WORK IT OUT. Limewash, when freshly applied and in a wet state, can appear somewhat translucent. It is very tempting to apply too much. Keep this in mind: you are creating a thin layer of calcification that is integral to the surface, not trying to build a film like with ordinary paints. First work out the color depth and application pattern you want on cured plaster practice panels finished with the same texture and look of the final wall finish. Limewash can be further diluted with water to create a glazed, subtle, multi-colored effect.
CURING. Allow the first coat (and all subsequent coats) to cure for a minimum of 12 hours. Mist again and apply the second coat in the same way. After curing, you can continue to apply subsequent coats to achieve the effect you desire.
OPTIONAL STEP. Because our limewash does not contain acrylic binders, there is a chance of some slight dusting when rubbed, depending on the curing conditions and number of coats. To resolve this, wait at least 24 hours for the final coat of limewash to cure.

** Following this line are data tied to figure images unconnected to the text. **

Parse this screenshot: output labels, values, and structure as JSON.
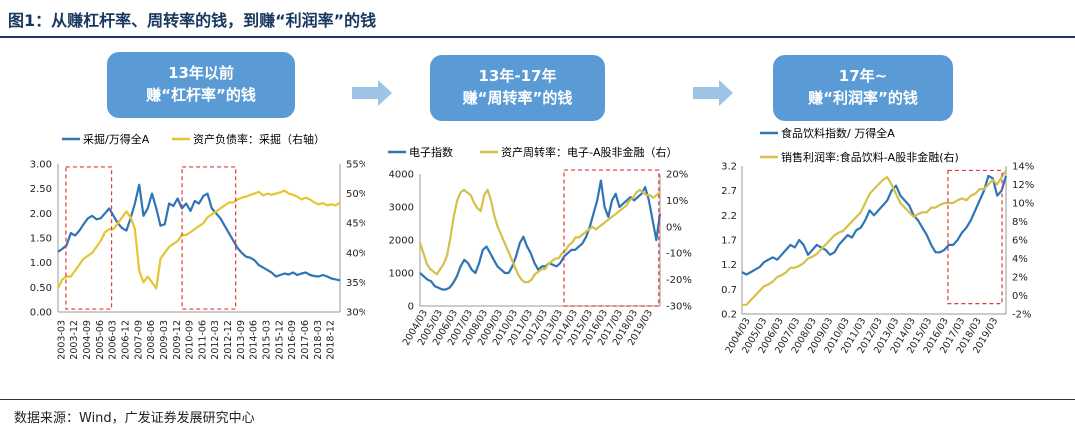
{
  "figure": {
    "title": "图1：从赚杠杆率、周转率的钱，到赚“利润率”的钱",
    "source": "数据来源：Wind，广发证券发展研究中心",
    "colors": {
      "blue": "#2e75b6",
      "yellow": "#e6c530",
      "gold": "#d6c04a",
      "box": "#5b9bd5",
      "arrow": "#9dc3e6",
      "highlight": "#e03a3a"
    }
  },
  "boxes": [
    {
      "line1": "13年以前",
      "line2": "赚“杠杆率”的钱"
    },
    {
      "line1": "13年-17年",
      "line2": "赚“周转率”的钱"
    },
    {
      "line1": "17年~",
      "line2": "赚“利润率”的钱"
    }
  ],
  "chart_data": [
    {
      "type": "line",
      "legend": [
        "采掘/万得全A",
        "资产负债率：采掘（右轴）"
      ],
      "x_labels": [
        "2003-03",
        "2003-12",
        "2004-09",
        "2005-06",
        "2006-03",
        "2006-12",
        "2007-09",
        "2008-06",
        "2009-03",
        "2009-12",
        "2010-09",
        "2011-06",
        "2012-03",
        "2012-12",
        "2013-09",
        "2014-06",
        "2015-03",
        "2015-12",
        "2016-09",
        "2017-06",
        "2018-03",
        "2018-12"
      ],
      "y_left": {
        "min": 0,
        "max": 3,
        "ticks": [
          "0.00",
          "0.50",
          "1.00",
          "1.50",
          "2.00",
          "2.50",
          "3.00"
        ]
      },
      "y_right": {
        "min": 30,
        "max": 55,
        "ticks": [
          "30%",
          "35%",
          "40%",
          "45%",
          "50%",
          "55%"
        ]
      },
      "series": [
        {
          "name": "采掘/万得全A",
          "axis": "left",
          "values": [
            1.22,
            1.28,
            1.35,
            1.6,
            1.55,
            1.65,
            1.78,
            1.9,
            1.95,
            1.88,
            1.9,
            2.0,
            2.1,
            1.95,
            1.8,
            1.7,
            1.65,
            1.9,
            2.2,
            2.58,
            1.95,
            2.1,
            2.4,
            2.1,
            1.75,
            1.78,
            2.2,
            2.15,
            2.3,
            2.1,
            2.2,
            2.05,
            2.25,
            2.2,
            2.35,
            2.4,
            2.1,
            2.0,
            1.9,
            1.75,
            1.6,
            1.45,
            1.3,
            1.2,
            1.12,
            1.1,
            1.05,
            0.95,
            0.9,
            0.85,
            0.8,
            0.72,
            0.75,
            0.78,
            0.76,
            0.8,
            0.75,
            0.78,
            0.8,
            0.75,
            0.73,
            0.72,
            0.75,
            0.72,
            0.68,
            0.66,
            0.64
          ]
        },
        {
          "name": "资产负债率：采掘（右轴）",
          "axis": "right",
          "values": [
            34,
            35.5,
            36,
            36,
            37,
            38,
            39,
            39.5,
            40,
            41,
            42,
            43.5,
            44,
            44,
            45,
            46,
            47,
            46,
            44,
            37,
            35,
            36,
            35,
            34,
            39,
            40,
            41,
            41.5,
            42,
            43,
            43,
            43.5,
            44,
            44.5,
            45,
            46,
            46.5,
            47,
            47.5,
            48,
            48.5,
            48.5,
            49,
            49.3,
            49.5,
            49.8,
            50,
            50.3,
            49.7,
            50,
            49.8,
            50,
            50.2,
            50.5,
            50,
            49.8,
            49.5,
            49,
            49.3,
            49,
            48.5,
            48.2,
            48.4,
            48,
            48.2,
            48,
            48.5
          ]
        }
      ],
      "highlight": "2003-2006, 2009-2011"
    },
    {
      "type": "line",
      "legend": [
        "电子指数",
        "资产周转率：电子-A股非金融（右）"
      ],
      "x_labels": [
        "2004/03",
        "2005/03",
        "2006/03",
        "2007/03",
        "2008/03",
        "2009/03",
        "2010/03",
        "2011/03",
        "2012/03",
        "2013/03",
        "2014/03",
        "2015/03",
        "2016/03",
        "2017/03",
        "2018/03",
        "2019/03"
      ],
      "y_left": {
        "min": 0,
        "max": 4000,
        "ticks": [
          "0",
          "1000",
          "2000",
          "3000",
          "4000"
        ]
      },
      "y_right": {
        "min": -30,
        "max": 20,
        "ticks": [
          "-30%",
          "-20%",
          "-10%",
          "0%",
          "10%",
          "20%"
        ]
      },
      "series": [
        {
          "name": "电子指数",
          "axis": "left",
          "values": [
            1000,
            900,
            800,
            750,
            600,
            550,
            500,
            500,
            550,
            700,
            900,
            1200,
            1400,
            1300,
            1100,
            1000,
            1300,
            1700,
            1800,
            1600,
            1400,
            1200,
            1100,
            1000,
            1000,
            1200,
            1500,
            1900,
            2100,
            1800,
            1600,
            1300,
            1100,
            1200,
            1200,
            1300,
            1250,
            1200,
            1300,
            1500,
            1600,
            1700,
            1700,
            1800,
            1900,
            2100,
            2400,
            2800,
            3200,
            3800,
            3000,
            2700,
            3200,
            3400,
            3000,
            3100,
            3200,
            3300,
            3200,
            3300,
            3400,
            3600,
            3200,
            2600,
            2000,
            2800
          ]
        },
        {
          "name": "资产周转率：电子-A股非金融（右）",
          "axis": "right",
          "values": [
            -6,
            -10,
            -14,
            -16,
            -17,
            -18,
            -16,
            -14,
            -11,
            -4,
            4,
            10,
            13,
            14,
            13,
            12,
            9,
            7,
            6,
            12,
            14,
            10,
            4,
            0,
            -3,
            -6,
            -9,
            -12,
            -15,
            -18,
            -20,
            -21,
            -21,
            -20,
            -18,
            -17,
            -16,
            -16,
            -14,
            -13,
            -12,
            -12,
            -10,
            -9,
            -7,
            -6,
            -4,
            -4,
            -3,
            -2,
            -1,
            0,
            -1,
            0,
            1,
            2,
            3,
            4,
            5,
            6,
            7,
            8,
            10,
            11,
            13,
            14,
            13,
            12,
            12,
            11,
            12,
            13
          ]
        },
        {
          "name": "",
          "axis": "left",
          "values": []
        }
      ],
      "highlight": "2013-2018"
    },
    {
      "type": "line",
      "legend": [
        "食品饮料指数/ 万得全A",
        "销售利润率:食品饮料-A股非金融(右)"
      ],
      "x_labels": [
        "2004/03",
        "2005/03",
        "2006/03",
        "2007/03",
        "2008/03",
        "2009/03",
        "2010/03",
        "2011/03",
        "2012/03",
        "2013/03",
        "2014/03",
        "2015/03",
        "2016/03",
        "2017/03",
        "2018/03",
        "2019/03"
      ],
      "y_left": {
        "min": 0.2,
        "max": 3.2,
        "ticks": [
          "0.2",
          "0.7",
          "1.2",
          "1.7",
          "2.2",
          "2.7",
          "3.2"
        ]
      },
      "y_right": {
        "min": -2,
        "max": 14,
        "ticks": [
          "-2%",
          "0%",
          "2%",
          "4%",
          "6%",
          "8%",
          "10%",
          "12%",
          "14%"
        ]
      },
      "series": [
        {
          "name": "食品饮料指数/ 万得全A",
          "axis": "left",
          "values": [
            1.05,
            1.0,
            1.05,
            1.1,
            1.15,
            1.25,
            1.3,
            1.35,
            1.3,
            1.4,
            1.5,
            1.6,
            1.55,
            1.7,
            1.6,
            1.4,
            1.5,
            1.6,
            1.55,
            1.5,
            1.4,
            1.45,
            1.6,
            1.7,
            1.8,
            1.75,
            1.9,
            1.95,
            2.1,
            2.3,
            2.2,
            2.3,
            2.4,
            2.5,
            2.7,
            2.8,
            2.6,
            2.5,
            2.4,
            2.2,
            2.1,
            1.95,
            1.8,
            1.6,
            1.45,
            1.45,
            1.5,
            1.6,
            1.6,
            1.7,
            1.85,
            1.95,
            2.1,
            2.3,
            2.5,
            2.7,
            3.0,
            2.95,
            2.6,
            2.7,
            3.0
          ]
        },
        {
          "name": "销售利润率:食品饮料-A股非金融(右)",
          "axis": "right",
          "values": [
            -1,
            -1,
            -0.5,
            0,
            0.5,
            1,
            1.2,
            1.5,
            2,
            2.2,
            2.5,
            3,
            3,
            3.2,
            3.5,
            4,
            4.2,
            4.5,
            5,
            5.5,
            6,
            6.5,
            6.8,
            7,
            7.5,
            8,
            8.5,
            9,
            10,
            11,
            11.5,
            12,
            12.5,
            12.8,
            12,
            11,
            10,
            9.5,
            9,
            8.5,
            8.8,
            9,
            9,
            9.5,
            9.5,
            9.8,
            10,
            10,
            10,
            10.3,
            10.5,
            10.3,
            10.8,
            11,
            11.5,
            11.5,
            12,
            12.5,
            12,
            12.8,
            13.5
          ]
        }
      ],
      "highlight": "2015-2019"
    }
  ]
}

Then take a soft cotton rag or old clean tee shirt and buff the walls. This will remove any areas that are dusting and—depending on the texture of the substrate—can give the limewash a smooth patina.
The best way to clean limewash from surfaces it does not belong is to let it dry, then use a soft abrasive material to “sand” it off. If you clean it after it cures, it should turn to powder and come right off. If there is residue left behind, use plain white vinegar as a solvent to remove it. /p>
safe use precautions
Limewash contains hydrated (slaked) lime, which (because of a high pH) is somewhat caustic. Breathing the powder dust can also cause respiratory irritation. BE SMART. Protect yourself. In all situations, if irritation develops, seek medical attention. Please read our Safe Use Precautions and Treatments publication for information on protecting and treating skin, eyes, and breathing function.